Tout d’abord, l’échec du processus de Barcelone n’a pas donné lieu à une réelle évaluation. Plus grave encore, la communication de la Commission du 25 mai dernier semble en faire un bilan édulcoré mais avantageux. Il est par exemple dit que le Processus de Barcelone est le seul cadre dans lequel les pays méditerranéens dialoguent entre eux. Cette affirmation est formellement juste, mais politiquement vide de sens. Le conflit israélo-palestinien n’a jamais été influencé par le Processus de Barcelone. Le rôle des Etats-Unis ou localement de l’Egypte est bien plus déterminant que celui des pays de la Méditerranée. Les problèmes du Liban n’ont également jamais été traités dans ce cadre. Il en va de même pour les conflits régionaux comme l’interminable conflit algéro-marocain sur le Sahara occidental. On peut même penser que la plupart des pays de la rive Sud étaient plus favorables à la version française initiale qu’à sa version européanisée, tant ils sont attachés au bilatéralisme. Chacun attend d’ailleurs des compensations à cette participation et notamment de la France qui a besoin de ces Etats pour crédibiliser le projet. La Turquie, par exemple, sait que la France devra adoucir son opposition à son adhésion alors que, paradoxalement, elle craignait de voir dans ce projet une véritable voie de garage. Le Maroc attend un statut de partenaire avancé qui ne changera rien sur le fond, mais qui lui apportera une gratification symbolique.
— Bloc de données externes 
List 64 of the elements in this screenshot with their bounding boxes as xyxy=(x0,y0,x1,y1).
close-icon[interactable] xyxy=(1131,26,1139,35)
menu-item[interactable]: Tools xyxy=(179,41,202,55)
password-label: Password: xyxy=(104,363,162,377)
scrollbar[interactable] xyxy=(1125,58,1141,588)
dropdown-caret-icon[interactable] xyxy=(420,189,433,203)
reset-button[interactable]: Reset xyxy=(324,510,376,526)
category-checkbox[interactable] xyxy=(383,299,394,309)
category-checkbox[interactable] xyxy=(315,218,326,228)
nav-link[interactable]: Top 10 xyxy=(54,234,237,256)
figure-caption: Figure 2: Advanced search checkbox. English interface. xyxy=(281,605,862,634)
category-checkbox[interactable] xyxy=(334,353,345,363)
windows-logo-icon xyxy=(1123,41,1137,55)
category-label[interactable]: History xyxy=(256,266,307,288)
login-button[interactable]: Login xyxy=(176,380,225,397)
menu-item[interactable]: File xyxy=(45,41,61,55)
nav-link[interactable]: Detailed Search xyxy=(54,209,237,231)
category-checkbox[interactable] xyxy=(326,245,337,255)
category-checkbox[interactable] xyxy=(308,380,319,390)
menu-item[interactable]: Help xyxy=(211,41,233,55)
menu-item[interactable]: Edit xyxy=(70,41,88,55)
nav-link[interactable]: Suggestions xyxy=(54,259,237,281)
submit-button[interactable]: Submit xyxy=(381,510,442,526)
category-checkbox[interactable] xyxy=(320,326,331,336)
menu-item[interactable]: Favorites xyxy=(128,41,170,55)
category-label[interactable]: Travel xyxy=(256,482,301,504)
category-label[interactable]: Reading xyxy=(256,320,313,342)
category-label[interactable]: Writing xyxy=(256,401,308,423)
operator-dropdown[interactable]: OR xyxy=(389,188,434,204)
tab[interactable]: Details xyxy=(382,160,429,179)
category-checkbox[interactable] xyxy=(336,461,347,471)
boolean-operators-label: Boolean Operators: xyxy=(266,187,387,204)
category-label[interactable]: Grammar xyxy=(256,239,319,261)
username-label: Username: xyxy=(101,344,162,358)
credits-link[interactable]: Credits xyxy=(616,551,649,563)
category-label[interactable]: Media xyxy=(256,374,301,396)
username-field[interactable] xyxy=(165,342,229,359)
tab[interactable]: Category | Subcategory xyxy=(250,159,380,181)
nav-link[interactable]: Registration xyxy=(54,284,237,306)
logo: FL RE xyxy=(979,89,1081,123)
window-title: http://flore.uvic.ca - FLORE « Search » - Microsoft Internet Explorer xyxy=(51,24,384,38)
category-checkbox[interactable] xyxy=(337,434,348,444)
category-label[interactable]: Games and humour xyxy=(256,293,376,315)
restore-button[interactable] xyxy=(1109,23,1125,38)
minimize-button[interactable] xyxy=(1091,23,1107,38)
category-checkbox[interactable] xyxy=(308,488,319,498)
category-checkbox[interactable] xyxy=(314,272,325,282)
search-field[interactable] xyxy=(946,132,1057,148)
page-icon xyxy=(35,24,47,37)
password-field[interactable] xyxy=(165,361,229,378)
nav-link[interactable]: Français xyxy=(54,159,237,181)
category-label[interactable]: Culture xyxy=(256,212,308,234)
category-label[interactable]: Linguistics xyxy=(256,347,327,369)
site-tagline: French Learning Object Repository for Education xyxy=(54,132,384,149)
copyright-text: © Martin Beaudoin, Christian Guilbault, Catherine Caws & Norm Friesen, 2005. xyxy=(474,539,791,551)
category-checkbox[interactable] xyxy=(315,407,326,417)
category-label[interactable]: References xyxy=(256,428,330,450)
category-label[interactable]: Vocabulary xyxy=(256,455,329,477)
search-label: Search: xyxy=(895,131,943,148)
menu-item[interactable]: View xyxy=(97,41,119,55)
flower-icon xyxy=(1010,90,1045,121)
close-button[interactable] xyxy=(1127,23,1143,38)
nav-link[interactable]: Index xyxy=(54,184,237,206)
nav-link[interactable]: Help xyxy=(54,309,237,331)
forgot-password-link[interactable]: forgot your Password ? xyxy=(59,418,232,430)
Ensuite, la communication de la Commission continue à entretenir la fiction d’une zone de libre échange entre l’Europe et la Méditerranée comme l’une des réalisations en cours du Processus de Barcelone, alors que rien n’indique qu’il s’agisse d’une réelle réponse au déséquilibre entre les deux rives. En réalité, on peut craindre qu’un tel projet ne soit qu’un moyen de faciliter les exportations européennes de produits agricoles et industriels vers des pays dont les spécialisations commerciales évoluent peu et dont la montée en gamme apparaît problématique.

A cette incapacité de l’Europe à proposer une ouverture des marchés correspond une incapacité de ses partenaires à avoir une véritable stratégie de développement. Or on touche là au cœur du problème et au non-dit majeur de ce projet.

Pour qu’il y ait développement, il faut qu’il y ait un projet. Or ce projet ne peut pas venir de l’Europe. Il ne peut venir que de ses partenaires. Le concept de co-développement n’a aucun sens puisqu’il s’agit de stimuler le rattrapage du Nord par le Sud. Or, du Maroc à l’Egypte, en passant par l’Algérie et la Libye, il est extrêmement difficile de voir l’amorce de véritables stratégies de développement, allant au-delà de la maximisation des ressources rentières de ces pays. Par ressources rentières, il faut entendre l’ensemble des ressources valorisables rapidement sur le marché mondial, sans forte valeur ajoutée locale ni implication au sens large de la population locale.. C’est la raison pour laquelle on ne peut qu’être très inquiet quant à la possibilité d’un tel projet de répondre aux besoins de création de 8 à 10 millions d’emplois dans les pays de zone Sud dans les dix années à venir.

Le fait que l’accroissement considérable des ressources énergétiques n’ait permis d’enrayer ni la dégradation des systèmes éducatifs, ni l’effondrement du développement humain, ni l’augmentation des inégalités l’atteste éloquemment. De fait, la rive Sud a un PNB par habitant douze fois inférieur à celui de la rive Nord. Cette même rive comptera 325 millions d’habitants en 2025 contre 200 sur la rive Nord, alors qu’en 1970 la rive Nord était encore bien plus peuplée que la rive Sud (170 millions contre 116).

On pourra naturellement trouver dans ces déséquilibres une incitation supplémentaire à mettre en œuvre l’UPM. Mais sans dynamique endogène, la Méditerranée restera une frontière politique de plus en plus étanche.